Ce mondain est un apprentissage. Cet apprentissage commence dès l’enfance/l’adolescence, par le rapport fonctionnel/libidinal entre l’enfant/l’adolescent et la machine ludique (flipper, juke-box, dit Clouscard en 1981 – aujourd’hui, on parlerait de la playstation). En arrière-plan, il y a la captation de l’univers enfantin par le marché : l’enfant, qui sait consommer, mais ne sait pas produire, est le consommateur parfait, totalement soumis au « principe de plaisir ». Un principe de plaisir auquel Clouscard oppose le procès de production – la conscience que pour consommer, il faut produire. L’enfant éduqué par le capitalisme contemporain est dressé à ignorer la praxis, parce qu’il est enfermé dans le principe de plaisir, sans jamais pouvoir toucher du doigt le procès de production.

Ce dressage rend possible une formidable innovation en termes d’ingénierie sociale : le snobisme de masse. La société traditionnelle offrait aux pauvres les avantages spirituels de la non-possession. La société post plan Marshall, américanisée, leur offre le faux avantage matériel d’une consommation ludique bas-de-gamme. Symbole de cette réintégration des catégories dominées dans l’ordre capitaliste ludique : le jeans, à l’origine tenue de travailleur, devenu « corsetage du bas », qui moule les fesses et fabrique une silhouette « à la mode » (Clouscard écrit dans les années 80, il faut le rappeler ici). La mode, l’imbécilité de la mode, est devenue accessible aux classes dominées. La « femme libérée » des 70’s, pour Clouscard, n’est que la reproduction, en bas de la structure sociale, du modèle de la bourgeoise parasitaire, jusque là réservé aux classes supérieures.
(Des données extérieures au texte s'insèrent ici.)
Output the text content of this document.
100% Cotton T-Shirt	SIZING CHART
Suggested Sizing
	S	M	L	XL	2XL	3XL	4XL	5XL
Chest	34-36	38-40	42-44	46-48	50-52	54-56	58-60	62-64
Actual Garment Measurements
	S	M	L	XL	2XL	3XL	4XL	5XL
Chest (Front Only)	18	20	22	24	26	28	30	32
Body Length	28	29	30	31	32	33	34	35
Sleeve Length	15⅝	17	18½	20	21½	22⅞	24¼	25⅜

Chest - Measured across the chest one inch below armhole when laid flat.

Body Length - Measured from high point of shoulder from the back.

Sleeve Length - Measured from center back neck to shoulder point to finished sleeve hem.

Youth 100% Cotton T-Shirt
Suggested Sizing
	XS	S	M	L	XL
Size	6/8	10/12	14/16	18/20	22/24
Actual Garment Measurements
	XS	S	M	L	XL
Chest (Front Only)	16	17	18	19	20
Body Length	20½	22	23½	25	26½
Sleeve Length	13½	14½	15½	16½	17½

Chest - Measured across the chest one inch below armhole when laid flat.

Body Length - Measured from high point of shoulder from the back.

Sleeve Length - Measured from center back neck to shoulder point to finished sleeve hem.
En même temps qu’il contamine les classes dominées par la mode, jusqu’à les soumettre au snobisme de masse, le mondain offre la possibilité aux classes dominantes de mimer les attitudes révolutionnaires, de les confisquer à leur usage propre. On a les cheveux longs comme le Che, donc on est un révolutionnaire – même si, objectivement, on est du côté des exploiteurs.

Au final, le capitalisme de la séduction, par le triomphe du mondain, fabrique un monde de mannequins. Un monde où les corps sont animés, comme des machines, par la puissance du système. Le mannequin de mode, pour Clouscard, est un être humain qu’on a transformé en automate, pour affirmer la victoire définitive du machinal sur le vivant. Ainsi, par le mondain, le capitalisme de la séduction finit par éliminer l’humain de l’homme, par investir totalement le corps humain, par en faire un artefact de la machine capitaliste toute puissante.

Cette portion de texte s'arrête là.